The study’s primary output is the development of an open LLM scoreboard that operates as an effective tool to assess and improve Hebrew language models. The scoreboard serves as a performance tracker, enabling the identification of shortcomings in existing models and encouraging improvements. The team behind the project aims for the initiative to drive a better understanding of the complexities of the Hebrew language and establish community-driven improvements in the models being used.
Built on the Demo Leaderboard template, the Hugging Face team took inspiration from the Open LLM Leaderboard for this project. It deploys models using the Inference Endpoints of HuggingFace and assesses them via literal library-managed API queries. The leaderboards provide performance metrics on language-specific activities, in this case Hebrew, comparing the results with global industry benchmarks.
An integral part of the model is its capacity to assess LLMs’ comprehension and production of Hebrew independently of their performance in other languages.
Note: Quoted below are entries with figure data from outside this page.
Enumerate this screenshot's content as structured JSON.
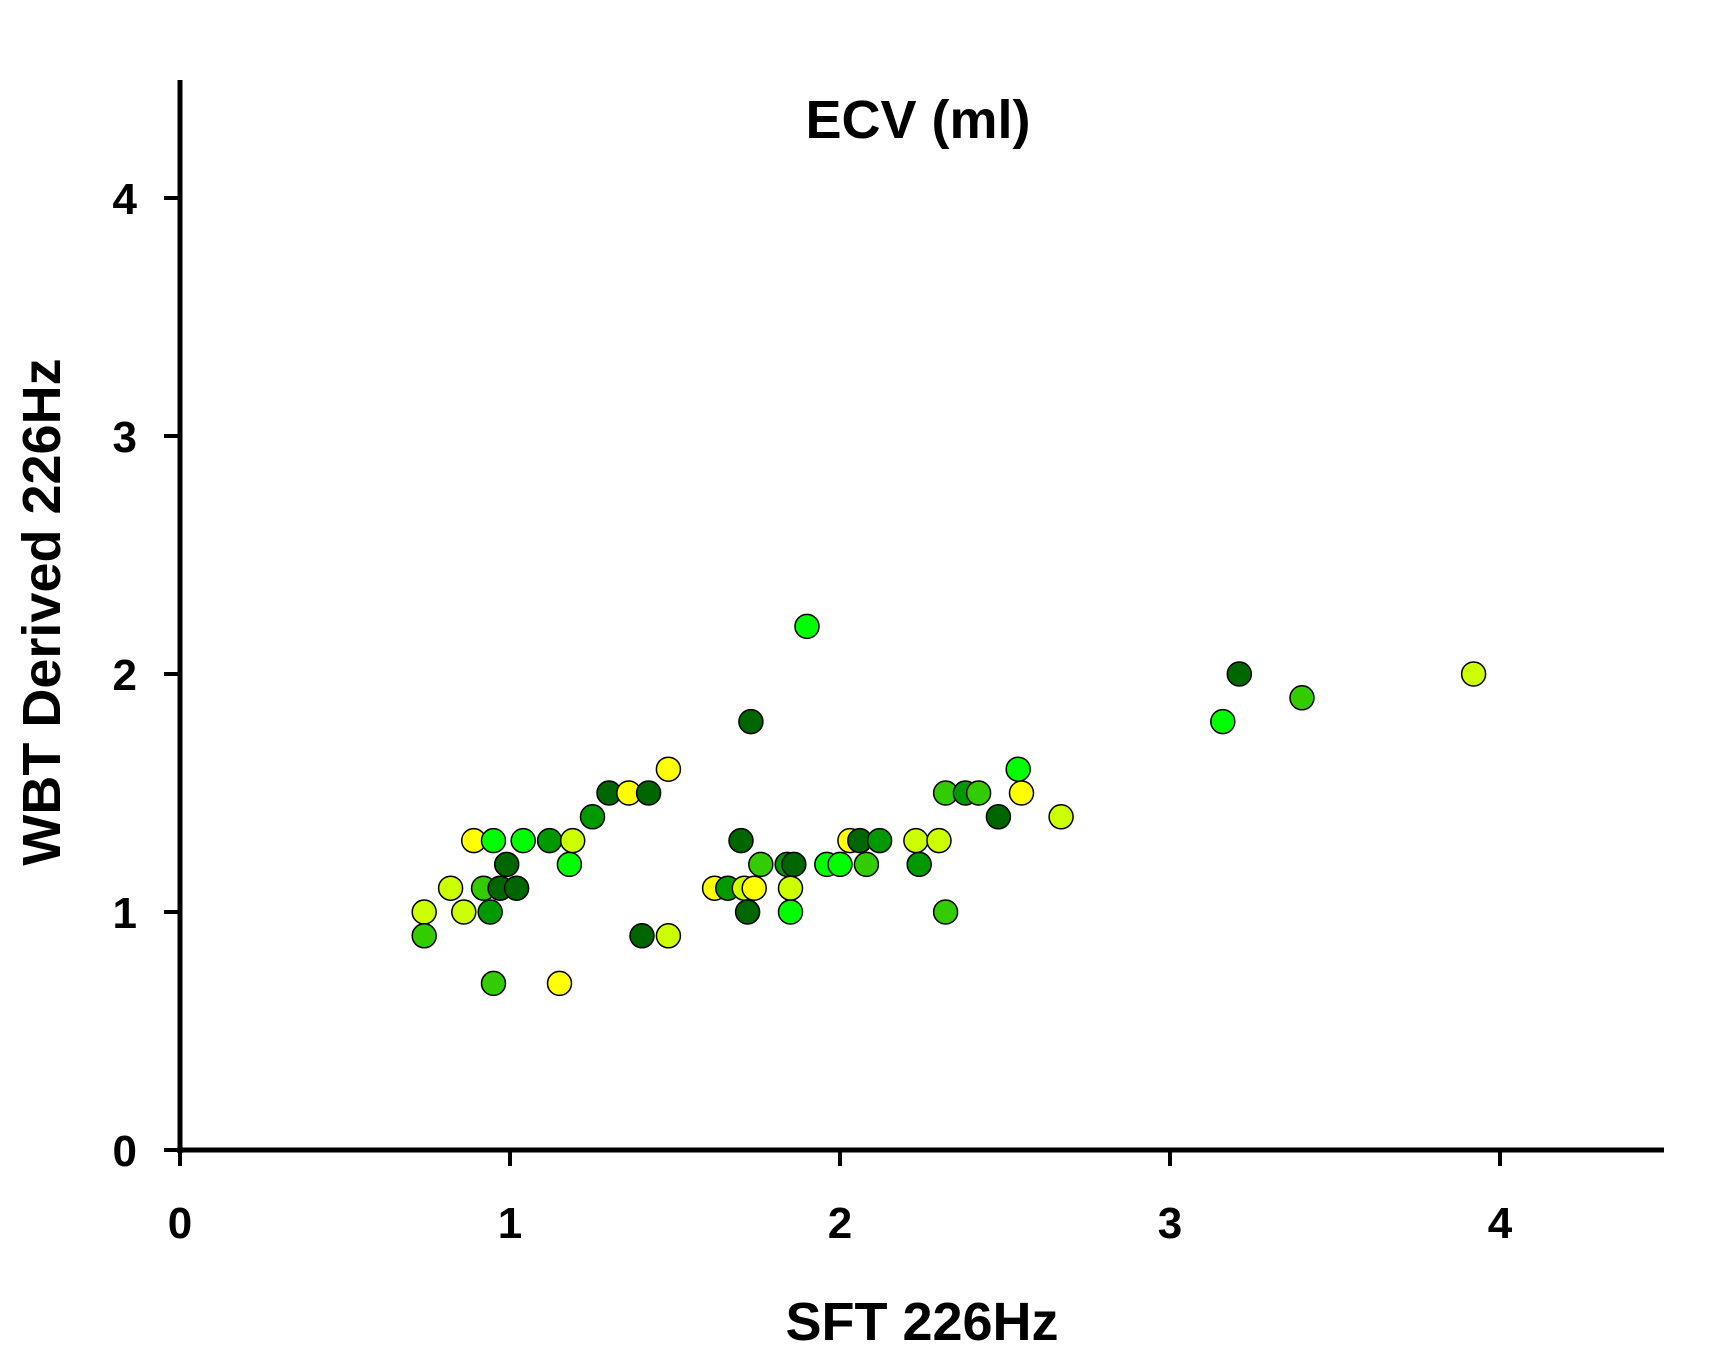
{
  "chart_data": {
    "type": "scatter",
    "title": "ECV (ml)",
    "xlabel": "SFT 226Hz",
    "ylabel": "WBT Derived 226Hz",
    "xlim": [
      0,
      4.5
    ],
    "ylim": [
      0,
      4.5
    ],
    "xticks": [
      "0",
      "1",
      "2",
      "3",
      "4"
    ],
    "yticks": [
      "0",
      "1",
      "2",
      "3",
      "4"
    ],
    "grid": false,
    "marker_colors": [
      "#ffff00",
      "#ccff00",
      "#00ff00",
      "#33cc00",
      "#009900",
      "#006600"
    ],
    "points": [
      {
        "x": 0.74,
        "y": 1.0,
        "c": 1
      },
      {
        "x": 0.74,
        "y": 0.9,
        "c": 3
      },
      {
        "x": 0.82,
        "y": 1.1,
        "c": 1
      },
      {
        "x": 0.86,
        "y": 1.0,
        "c": 1
      },
      {
        "x": 0.89,
        "y": 1.3,
        "c": 0
      },
      {
        "x": 0.92,
        "y": 1.1,
        "c": 3
      },
      {
        "x": 0.94,
        "y": 1.0,
        "c": 4
      },
      {
        "x": 0.95,
        "y": 1.3,
        "c": 2
      },
      {
        "x": 0.97,
        "y": 1.1,
        "c": 5
      },
      {
        "x": 0.99,
        "y": 1.2,
        "c": 5
      },
      {
        "x": 1.02,
        "y": 1.1,
        "c": 5
      },
      {
        "x": 0.95,
        "y": 0.7,
        "c": 3
      },
      {
        "x": 1.04,
        "y": 1.3,
        "c": 2
      },
      {
        "x": 1.12,
        "y": 1.3,
        "c": 4
      },
      {
        "x": 1.15,
        "y": 0.7,
        "c": 0
      },
      {
        "x": 1.18,
        "y": 1.2,
        "c": 2
      },
      {
        "x": 1.19,
        "y": 1.3,
        "c": 1
      },
      {
        "x": 1.25,
        "y": 1.4,
        "c": 4
      },
      {
        "x": 1.3,
        "y": 1.5,
        "c": 5
      },
      {
        "x": 1.36,
        "y": 1.5,
        "c": 0
      },
      {
        "x": 1.4,
        "y": 0.9,
        "c": 5
      },
      {
        "x": 1.42,
        "y": 1.5,
        "c": 5
      },
      {
        "x": 1.48,
        "y": 0.9,
        "c": 1
      },
      {
        "x": 1.48,
        "y": 1.6,
        "c": 0
      },
      {
        "x": 1.62,
        "y": 1.1,
        "c": 0
      },
      {
        "x": 1.66,
        "y": 1.1,
        "c": 4
      },
      {
        "x": 1.7,
        "y": 1.3,
        "c": 5
      },
      {
        "x": 1.71,
        "y": 1.1,
        "c": 1
      },
      {
        "x": 1.72,
        "y": 1.0,
        "c": 5
      },
      {
        "x": 1.73,
        "y": 1.8,
        "c": 5
      },
      {
        "x": 1.74,
        "y": 1.1,
        "c": 0
      },
      {
        "x": 1.76,
        "y": 1.2,
        "c": 3
      },
      {
        "x": 1.84,
        "y": 1.2,
        "c": 4
      },
      {
        "x": 1.85,
        "y": 1.1,
        "c": 1
      },
      {
        "x": 1.85,
        "y": 1.0,
        "c": 2
      },
      {
        "x": 1.86,
        "y": 1.2,
        "c": 5
      },
      {
        "x": 1.9,
        "y": 2.2,
        "c": 2
      },
      {
        "x": 1.96,
        "y": 1.2,
        "c": 2
      },
      {
        "x": 2.0,
        "y": 1.2,
        "c": 2
      },
      {
        "x": 2.03,
        "y": 1.3,
        "c": 0
      },
      {
        "x": 2.06,
        "y": 1.3,
        "c": 5
      },
      {
        "x": 2.08,
        "y": 1.2,
        "c": 3
      },
      {
        "x": 2.12,
        "y": 1.3,
        "c": 4
      },
      {
        "x": 2.23,
        "y": 1.3,
        "c": 1
      },
      {
        "x": 2.24,
        "y": 1.2,
        "c": 4
      },
      {
        "x": 2.3,
        "y": 1.3,
        "c": 1
      },
      {
        "x": 2.32,
        "y": 1.5,
        "c": 3
      },
      {
        "x": 2.32,
        "y": 1.0,
        "c": 3
      },
      {
        "x": 2.38,
        "y": 1.5,
        "c": 4
      },
      {
        "x": 2.42,
        "y": 1.5,
        "c": 3
      },
      {
        "x": 2.48,
        "y": 1.4,
        "c": 5
      },
      {
        "x": 2.54,
        "y": 1.6,
        "c": 2
      },
      {
        "x": 2.55,
        "y": 1.5,
        "c": 0
      },
      {
        "x": 2.67,
        "y": 1.4,
        "c": 1
      },
      {
        "x": 3.16,
        "y": 1.8,
        "c": 2
      },
      {
        "x": 3.21,
        "y": 2.0,
        "c": 5
      },
      {
        "x": 3.4,
        "y": 1.9,
        "c": 3
      },
      {
        "x": 3.92,
        "y": 2.0,
        "c": 1
      }
    ]
  }
}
This is facilitated by using four datasets that evaluate models using a few-shot prompt format, i.e., without much context.
Firstly, the Hebrew Question dataset tests the model’s comprehension and ability to retrieve accurate responses. Secondly, the Sentiment Accuracy dataset checks how well the model identifies and interprets sentiments in Hebrew text. The third dataset called Winograd Schema, assesses the model’s understanding of the Hebrew contextual ambiguity and pronoun resolution. Lastly, the Translation set looks at the model’s aptitude for multilingual translation tasks between Hebrew and English.
This open Hebrew LLM Shopboard goes beyond just providing a score, offering the opportunity to uncover gaps in Hebrew language technology research. By providing comprehensive and well-targeted evaluations, the Hugging Face team aims to inspire the creation of linguistically diverse models, thereby emphasizing the importance of the Hebrew language in AI technology.
The initiative is expected to usher in significant leaps for the Hebrew language in AI and set the path towards acknowledging language diversity in future advances in technology.